紛争前、ホルムズ海峡では日量約2000万バレルの原油および石油製品が輸送されていた。これは世界の海上石油貿易の約25%、世界のLNG貿易の約20%に相当する。サウジアラビアの東西パイプラインの日量最大700万バレルと、UAEのADCOPの日量最大180万バレルを合わせても、両国のパイプラインによる迂回能力は日量約650万~850万バレルであり、通常ホルムズ海峡を通過する2000万バレルには遠く及ばない。DPワールドのフジャイラ港計画は、食料、工業製品、石油化学製品、原材料などのコンテナ貨物にも、この迂回戦略を潜在的に大きな規模で初めて広げるものとなる。

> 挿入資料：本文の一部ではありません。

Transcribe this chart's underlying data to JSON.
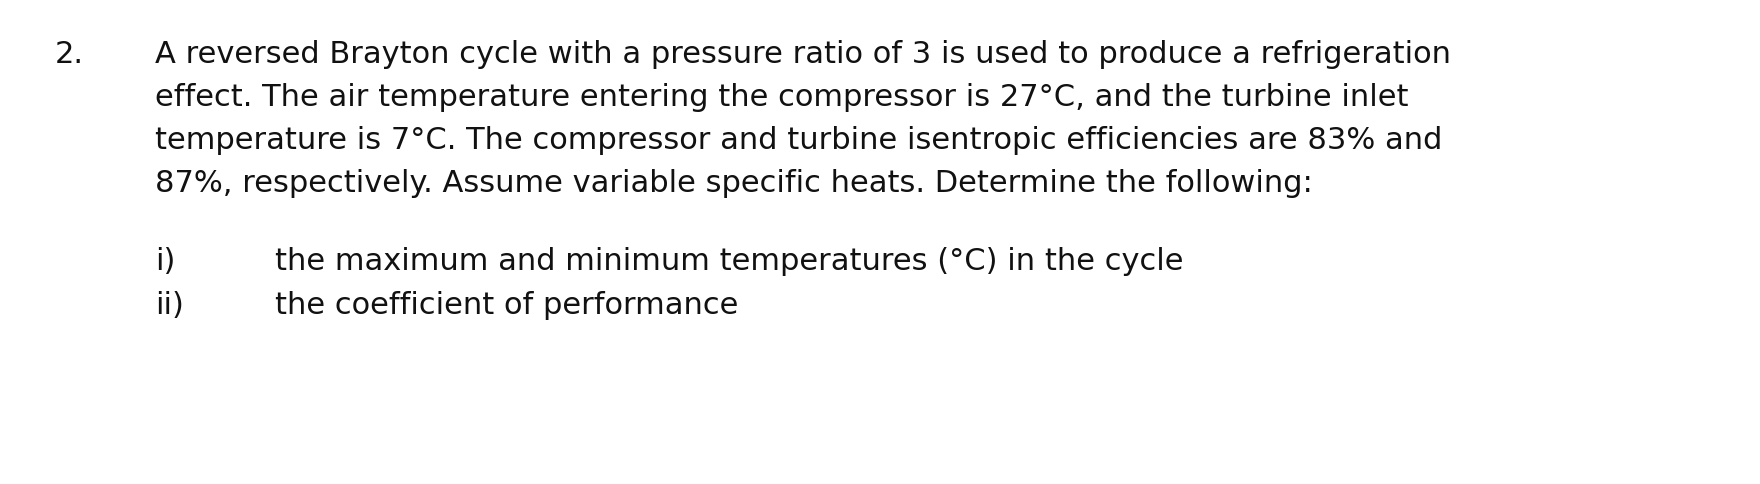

この計画は、DPワールド単独の取り組みではなく、UAE政府全体のインフラ戦略におけるコンテナ貿易分野の施策である。UAEのタニ・アル・ゼユーディ対外貿易担当相は2026年6月17日、「我々は、ホルムズ海峡が開いているかどうかにかかわらず、同海峡への依存をゼロにする方向へ進んでいる。海峡は再開されるだろうし、早期の再開を望んでいるが、新たな計画を止めることはない」と述べた。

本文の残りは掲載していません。